I work for Stytch (another CIAM provider) on the fraud and security side and we do these too. I'd say you see credential stuffing defenses integrated into the auth provider rather than standalone rate limiting because so much of the relevant context is tied up in the auth side.
And, all the error messages end up being bad, as is the case for many security things. For our own features like Intelligent Rate Limiting https://stytch.com/docs/fraud/guides/device-fingerprinting/d... it's usually a bad idea to tell a user "You hit the limit, come back in an hour or contact support" because it gives an attacker information on how to improve. And we regularly see probing behavior where an attacker is trying to find the edges of a defense before starting a full-scale attack.
On the side topic of error messages - if you've ever seen "If your account exists, the password has been reset" that's another useless error message because "No account exists with that email" enables account enumeration.
DarkNova6
Feels like LLM generated. I really would appreciate a TLDR.
gregoriol
tl;dr: "Credential stuffing is an attack where malicious actors use stolen username-password pairs from one service to attempt unauthorized access to other services. Unlike brute force attacks that try many passwords against one account, credential stuffing exploits the widespread problem of password reuse across multiple platforms. Defending against credential stuffing requires multiple strategies. Unfortunately no single defense provides complete protection."
jbstack
"Unfortunately no single defense provides complete protection"
For the server, maybe. For the user, a password manager (used properly) is a solid single defense solution.
IAmBroom
I first noticed this weakness when I was caught in a "password breach", which was really a fishing site for passwords.
I checked the list of passwords, and a significant amount had values like "uRFcWEBSITENAME".
I reasoned first they would try USERNAME, PASSWORD, and then try USERNAME with passwords updated for the other websites they were hacking.
Even the section of passwords beginning with just the first letter of WEBSITENAME was unusually large. Then I scanned for passwords containing the first few letters of WEBSITENAME... yup, a conspicuous lot of them. Those people at least tried to be smart about their password uniqueness, but it didn't really work.
rokkamokka
I'd argue that the really old custom of providing the user a fixed username (e.g. user ID) upon registration, and requiring that for login, provides complete protection vs credential stuffing. It has other drawbacks of course, which is why you rarely see it in use anymore...
mooreds
Do you mean a username that is distinct from email or phone number?
If so, why does that provide protection against credential stuffing? A username can be reused across different applications.
What am I missing?
IAmBroom
How does providing a predictable username protect against anything at all?

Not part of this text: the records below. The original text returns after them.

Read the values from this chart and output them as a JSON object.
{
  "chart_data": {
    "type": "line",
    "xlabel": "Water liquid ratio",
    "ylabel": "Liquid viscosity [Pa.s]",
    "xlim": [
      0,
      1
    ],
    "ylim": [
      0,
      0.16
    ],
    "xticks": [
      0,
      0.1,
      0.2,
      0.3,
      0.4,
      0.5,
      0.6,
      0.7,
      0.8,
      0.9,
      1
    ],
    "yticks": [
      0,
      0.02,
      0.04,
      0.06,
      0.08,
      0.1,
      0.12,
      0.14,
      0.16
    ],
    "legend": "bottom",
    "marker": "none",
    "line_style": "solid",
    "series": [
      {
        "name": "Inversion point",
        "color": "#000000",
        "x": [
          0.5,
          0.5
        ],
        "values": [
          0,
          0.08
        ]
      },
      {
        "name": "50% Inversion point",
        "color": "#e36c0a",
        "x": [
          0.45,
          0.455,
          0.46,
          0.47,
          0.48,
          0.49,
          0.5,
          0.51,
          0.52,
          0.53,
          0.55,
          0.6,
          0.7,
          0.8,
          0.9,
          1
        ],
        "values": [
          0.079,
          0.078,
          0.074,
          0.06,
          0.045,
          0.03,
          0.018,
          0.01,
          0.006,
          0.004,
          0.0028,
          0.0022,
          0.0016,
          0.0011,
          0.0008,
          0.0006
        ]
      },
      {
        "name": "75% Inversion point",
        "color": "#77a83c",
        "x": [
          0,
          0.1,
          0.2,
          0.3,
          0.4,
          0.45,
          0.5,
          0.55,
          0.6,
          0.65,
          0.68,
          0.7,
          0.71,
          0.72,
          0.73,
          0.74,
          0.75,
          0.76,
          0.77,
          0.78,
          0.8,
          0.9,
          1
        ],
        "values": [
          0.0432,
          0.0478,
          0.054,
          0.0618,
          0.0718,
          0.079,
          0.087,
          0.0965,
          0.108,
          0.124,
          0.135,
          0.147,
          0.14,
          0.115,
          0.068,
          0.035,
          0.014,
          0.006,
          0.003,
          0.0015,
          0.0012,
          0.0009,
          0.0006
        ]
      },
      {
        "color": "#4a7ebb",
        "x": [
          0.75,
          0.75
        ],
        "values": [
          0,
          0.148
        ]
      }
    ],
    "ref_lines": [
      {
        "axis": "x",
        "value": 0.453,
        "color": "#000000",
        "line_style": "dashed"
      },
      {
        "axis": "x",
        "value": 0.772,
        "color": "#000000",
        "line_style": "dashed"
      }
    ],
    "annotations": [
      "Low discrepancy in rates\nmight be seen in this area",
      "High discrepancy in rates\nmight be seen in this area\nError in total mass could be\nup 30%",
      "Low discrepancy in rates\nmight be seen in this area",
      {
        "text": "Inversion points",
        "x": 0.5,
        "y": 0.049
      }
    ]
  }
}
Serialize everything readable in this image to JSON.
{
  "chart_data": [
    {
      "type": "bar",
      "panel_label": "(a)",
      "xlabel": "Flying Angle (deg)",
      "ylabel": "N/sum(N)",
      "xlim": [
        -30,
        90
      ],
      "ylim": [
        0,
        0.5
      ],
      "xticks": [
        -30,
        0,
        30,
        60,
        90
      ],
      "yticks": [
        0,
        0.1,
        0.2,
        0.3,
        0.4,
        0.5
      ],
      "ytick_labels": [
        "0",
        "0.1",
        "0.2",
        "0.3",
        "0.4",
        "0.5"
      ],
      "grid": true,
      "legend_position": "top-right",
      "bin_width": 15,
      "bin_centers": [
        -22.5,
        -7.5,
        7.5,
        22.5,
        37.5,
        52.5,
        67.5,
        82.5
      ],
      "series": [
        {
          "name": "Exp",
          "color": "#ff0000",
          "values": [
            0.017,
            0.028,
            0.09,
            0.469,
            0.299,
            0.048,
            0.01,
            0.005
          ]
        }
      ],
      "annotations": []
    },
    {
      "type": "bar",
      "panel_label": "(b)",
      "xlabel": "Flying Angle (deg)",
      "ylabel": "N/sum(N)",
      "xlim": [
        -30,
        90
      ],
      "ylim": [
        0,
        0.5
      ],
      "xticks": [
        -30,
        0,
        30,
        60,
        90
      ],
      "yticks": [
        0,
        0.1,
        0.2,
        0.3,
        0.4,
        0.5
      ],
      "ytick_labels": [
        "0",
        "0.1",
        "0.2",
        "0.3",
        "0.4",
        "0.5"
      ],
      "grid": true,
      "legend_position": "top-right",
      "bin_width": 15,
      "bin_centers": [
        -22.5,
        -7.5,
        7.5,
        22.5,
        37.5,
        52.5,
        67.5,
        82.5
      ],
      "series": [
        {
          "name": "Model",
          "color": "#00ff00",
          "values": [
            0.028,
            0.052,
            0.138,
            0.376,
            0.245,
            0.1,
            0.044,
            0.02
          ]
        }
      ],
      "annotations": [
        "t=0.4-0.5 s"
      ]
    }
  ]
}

For us, introducing a simple device and location validation system (track which users log in with which devices and from where), combined with breached password detection from HIBP, which both can trigger an email validation code flow, practically solved the credential stuffing issues we had immediately.
For the user it's kind of a a soft MFA via email where they don't have to enable it, but also don't always get the challenge.
Astonishingly, we had barely any complaints about the system via customer care and also didn't notice a drop in (valid) logins or conversion rates.